To: Fiscally Conservative who wrote (20224)5/7/2009 8:38:31 AM
From: axial1 Recommendation  Read Replies (2) | Respond to of 71403
 
You're probably not missing anything... it all comes down to different people looking at the same information, coming to different conclusions.

If it's any consolation, the "experts" can't agree.

---

Agreed, that monetary stimulus is inflationary - and with so much stimulus, possibly hyperinflationary.

But the Fed has stated that when inflation starts to rear its ugly head, it will begin withdrawing liquidity.

Two issues:

[1] Critics doubt that the Fed can control inflation, i.e., pull enough money out quickly. They say monetary policy as practiced by the Fed won't work.
[2] If substantial money is taken out, won't that have the effect of stalling the economy?

---[The thing is, stimulus was applied to restore credit which dried up when banking froze. When credit is restored, then monetary stimulus can be withdrawn, but the economy will still function. In theory.] <g>

GST posted strongly in favor of a stagflation scenario, and I think the chances are 50/50 that he's right.

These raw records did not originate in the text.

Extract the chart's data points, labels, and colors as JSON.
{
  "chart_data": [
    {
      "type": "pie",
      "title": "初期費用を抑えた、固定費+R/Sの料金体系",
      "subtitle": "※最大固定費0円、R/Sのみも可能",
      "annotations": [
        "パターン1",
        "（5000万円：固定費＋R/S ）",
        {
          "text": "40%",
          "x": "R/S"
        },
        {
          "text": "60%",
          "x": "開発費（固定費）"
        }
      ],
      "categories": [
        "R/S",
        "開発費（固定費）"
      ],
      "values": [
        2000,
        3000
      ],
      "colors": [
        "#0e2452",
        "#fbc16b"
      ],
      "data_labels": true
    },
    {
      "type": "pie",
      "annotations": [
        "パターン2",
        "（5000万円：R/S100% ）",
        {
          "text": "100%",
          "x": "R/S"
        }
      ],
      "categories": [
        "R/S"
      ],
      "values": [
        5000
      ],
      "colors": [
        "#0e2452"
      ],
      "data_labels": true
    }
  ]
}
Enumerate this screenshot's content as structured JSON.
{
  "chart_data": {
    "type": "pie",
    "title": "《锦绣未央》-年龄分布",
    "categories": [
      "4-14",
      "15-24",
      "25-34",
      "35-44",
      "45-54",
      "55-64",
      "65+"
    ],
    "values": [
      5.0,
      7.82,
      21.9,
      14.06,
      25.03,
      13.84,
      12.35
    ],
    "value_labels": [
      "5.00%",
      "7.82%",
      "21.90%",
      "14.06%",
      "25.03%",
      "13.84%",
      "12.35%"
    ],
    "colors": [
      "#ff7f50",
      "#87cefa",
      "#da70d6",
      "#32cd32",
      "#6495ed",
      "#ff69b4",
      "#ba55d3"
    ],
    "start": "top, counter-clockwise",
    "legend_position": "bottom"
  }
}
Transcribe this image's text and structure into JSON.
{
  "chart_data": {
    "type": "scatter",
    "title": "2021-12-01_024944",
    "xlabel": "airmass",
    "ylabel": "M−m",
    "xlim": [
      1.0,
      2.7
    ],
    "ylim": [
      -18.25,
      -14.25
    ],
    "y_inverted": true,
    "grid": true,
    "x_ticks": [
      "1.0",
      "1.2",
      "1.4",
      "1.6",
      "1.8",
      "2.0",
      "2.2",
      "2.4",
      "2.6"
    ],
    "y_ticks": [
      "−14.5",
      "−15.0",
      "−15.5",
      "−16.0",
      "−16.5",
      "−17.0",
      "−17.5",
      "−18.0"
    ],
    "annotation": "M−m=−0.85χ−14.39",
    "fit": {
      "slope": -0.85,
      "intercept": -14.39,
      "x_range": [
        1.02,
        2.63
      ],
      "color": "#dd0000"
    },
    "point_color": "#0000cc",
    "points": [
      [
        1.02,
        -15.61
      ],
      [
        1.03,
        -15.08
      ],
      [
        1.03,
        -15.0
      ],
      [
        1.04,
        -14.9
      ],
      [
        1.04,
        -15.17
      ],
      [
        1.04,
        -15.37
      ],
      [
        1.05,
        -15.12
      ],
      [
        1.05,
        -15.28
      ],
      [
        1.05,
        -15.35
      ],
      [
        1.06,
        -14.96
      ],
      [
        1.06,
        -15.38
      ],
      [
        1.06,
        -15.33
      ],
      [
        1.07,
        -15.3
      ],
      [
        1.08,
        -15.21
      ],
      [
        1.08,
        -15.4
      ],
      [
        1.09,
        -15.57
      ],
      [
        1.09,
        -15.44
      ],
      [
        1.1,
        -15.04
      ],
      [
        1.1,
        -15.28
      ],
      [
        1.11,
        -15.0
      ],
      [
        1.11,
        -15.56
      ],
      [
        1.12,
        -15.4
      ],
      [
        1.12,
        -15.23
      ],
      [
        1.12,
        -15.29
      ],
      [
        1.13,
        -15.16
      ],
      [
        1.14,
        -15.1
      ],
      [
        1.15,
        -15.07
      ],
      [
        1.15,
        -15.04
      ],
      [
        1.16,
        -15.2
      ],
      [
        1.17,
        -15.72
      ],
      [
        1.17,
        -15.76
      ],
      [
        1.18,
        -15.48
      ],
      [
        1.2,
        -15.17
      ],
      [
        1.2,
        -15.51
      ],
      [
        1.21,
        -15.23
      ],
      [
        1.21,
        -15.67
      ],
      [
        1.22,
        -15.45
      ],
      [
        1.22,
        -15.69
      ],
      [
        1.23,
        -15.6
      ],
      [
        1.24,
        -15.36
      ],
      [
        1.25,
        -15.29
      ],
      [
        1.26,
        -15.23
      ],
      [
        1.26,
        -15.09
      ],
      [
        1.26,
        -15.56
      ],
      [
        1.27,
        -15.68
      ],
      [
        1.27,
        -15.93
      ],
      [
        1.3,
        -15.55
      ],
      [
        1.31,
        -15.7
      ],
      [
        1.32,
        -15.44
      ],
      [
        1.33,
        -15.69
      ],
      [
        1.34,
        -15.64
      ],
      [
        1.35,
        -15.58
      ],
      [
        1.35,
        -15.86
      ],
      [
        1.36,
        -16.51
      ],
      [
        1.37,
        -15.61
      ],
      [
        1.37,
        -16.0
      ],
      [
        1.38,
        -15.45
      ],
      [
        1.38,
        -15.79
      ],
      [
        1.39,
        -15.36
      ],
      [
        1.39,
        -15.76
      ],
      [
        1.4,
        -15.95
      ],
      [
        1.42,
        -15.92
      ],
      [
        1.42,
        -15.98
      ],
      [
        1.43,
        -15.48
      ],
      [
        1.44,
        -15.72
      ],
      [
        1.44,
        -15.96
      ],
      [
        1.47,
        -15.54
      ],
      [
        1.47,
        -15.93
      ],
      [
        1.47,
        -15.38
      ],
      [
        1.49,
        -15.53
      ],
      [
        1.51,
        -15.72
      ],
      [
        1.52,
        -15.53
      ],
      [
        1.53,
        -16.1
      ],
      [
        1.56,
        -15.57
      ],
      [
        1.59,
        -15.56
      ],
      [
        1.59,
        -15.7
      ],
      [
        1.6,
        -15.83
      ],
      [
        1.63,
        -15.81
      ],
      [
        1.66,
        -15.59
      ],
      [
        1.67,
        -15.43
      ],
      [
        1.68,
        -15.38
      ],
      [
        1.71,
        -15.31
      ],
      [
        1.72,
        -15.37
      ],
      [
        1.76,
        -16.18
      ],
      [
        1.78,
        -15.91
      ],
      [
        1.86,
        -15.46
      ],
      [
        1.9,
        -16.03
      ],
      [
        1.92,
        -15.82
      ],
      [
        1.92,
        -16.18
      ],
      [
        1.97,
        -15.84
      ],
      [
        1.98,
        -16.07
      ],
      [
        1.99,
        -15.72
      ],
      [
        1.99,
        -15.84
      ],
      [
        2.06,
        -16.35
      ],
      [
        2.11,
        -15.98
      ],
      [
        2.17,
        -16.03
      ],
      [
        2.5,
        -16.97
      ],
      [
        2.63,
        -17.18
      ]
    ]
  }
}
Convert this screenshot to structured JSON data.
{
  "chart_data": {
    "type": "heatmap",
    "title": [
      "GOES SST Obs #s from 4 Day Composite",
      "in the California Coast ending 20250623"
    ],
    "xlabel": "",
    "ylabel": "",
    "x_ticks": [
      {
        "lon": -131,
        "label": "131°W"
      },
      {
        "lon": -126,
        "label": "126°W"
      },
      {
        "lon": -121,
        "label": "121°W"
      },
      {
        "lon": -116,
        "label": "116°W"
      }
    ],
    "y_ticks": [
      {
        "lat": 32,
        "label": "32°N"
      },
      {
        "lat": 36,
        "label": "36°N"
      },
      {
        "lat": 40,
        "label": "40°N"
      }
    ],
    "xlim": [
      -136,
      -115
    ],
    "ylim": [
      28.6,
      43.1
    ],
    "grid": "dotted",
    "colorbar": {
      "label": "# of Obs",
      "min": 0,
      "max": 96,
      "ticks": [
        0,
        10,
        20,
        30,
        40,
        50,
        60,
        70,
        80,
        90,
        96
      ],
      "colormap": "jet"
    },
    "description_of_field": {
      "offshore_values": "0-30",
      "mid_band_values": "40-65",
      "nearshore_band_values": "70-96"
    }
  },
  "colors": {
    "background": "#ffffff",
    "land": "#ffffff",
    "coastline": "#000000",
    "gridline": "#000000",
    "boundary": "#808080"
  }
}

OTOH, I just don't see how the US can be competitive at current valuations, never mind pay off massive debt. The standard of living isn't being maintained by earning, and outflows still exceed inflows. If the standard of living IS matched to earning then the standard of living must drop. If it drops, that's a deflationary scenario: falling wages, asset values, while the Fed decreases liquidity.

If it doesn't drop, that means that the US is still living past its means - and sooner or later, the world will stop buying US paper. Then it gets ugly.